Ad Agadez le strade dei migranti diretti a nord si dividono: le donne sole o con figli a seguito vengono spesso dirottate dai trafficanti verso l’Algeria con la promessa di un impiego da domestiche (e una volta giunte oltre confine, sono costrette a prostituirsi). Gli uomini e i gruppi famigliari vengono indirizzati in Libia. L’ultimo bivio fra le due destinazioni è Séguédine, in pieno deserto. I pick-up usati dai trafficanti possono contenere fino a trenta persone.
Difficile fermarli
L’Italia ci prova a frenare l’esodo: da qualche mese è impegnata in una campagna d’informazione sui rischi, che prevede il dispiegamento lungo le strade nigerine di esperti con il compito di intercettare e dissuadere i “clandestini”. «Ma chi arriva qui ha già fatto tanta strada e tanti sacrifici – obietta Amadou –. E’ difficile che torni sui suoi passi».

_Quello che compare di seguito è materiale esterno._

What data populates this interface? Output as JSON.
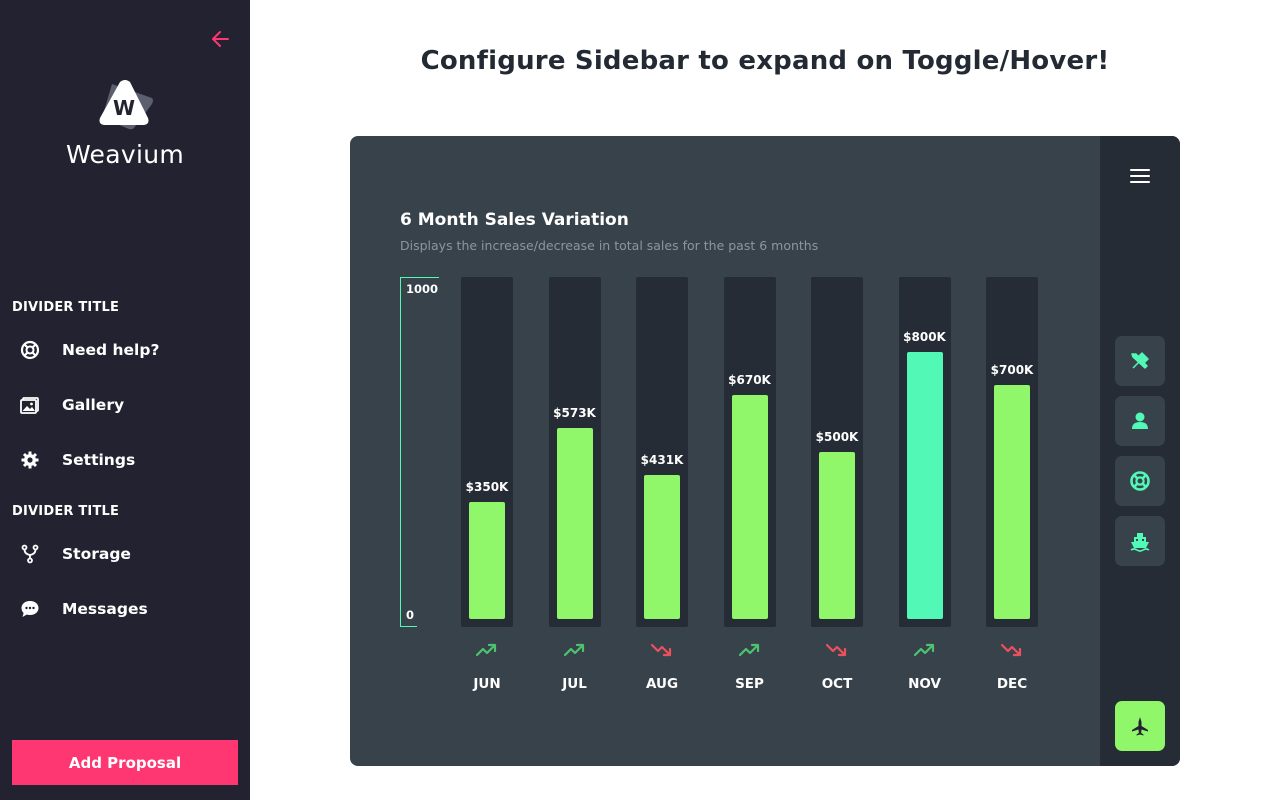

Nel Centro di Transito di Agadez, di norma, le persone si fermano solo due o tre giorni: il tempo di organizzare il proseguimento del viaggio. Altri centri, di dimensioni molto minori, sono in pieno deserto, ad Arlit e Dirkou, in posizioni ancora più avanzate. «Sono fondamentali oasi di soccorso in mezzo al nulla», spiega Giuseppe Loprete, responsabile dell’Oim in Niger. «Non possiamo fermare il flusso dei migranti con la forza. Il territorio è vastissimo, le rotte cambiano in continuazione, e poi è giusto che le persone possano scegliere liberamente». Del resto, l’esperienza mostra che quanto più si mettono in atto dei sistemi di controllo, tanto più si forniscono occasioni di guadagno alle organizzazioni criminali. «Quello che possiamo fare è offrire valide alternative alla partenza. Ovvero fare in modo che l’eventuale decisione di emigrare sia davvero una scelta, e non un atto di disperazione».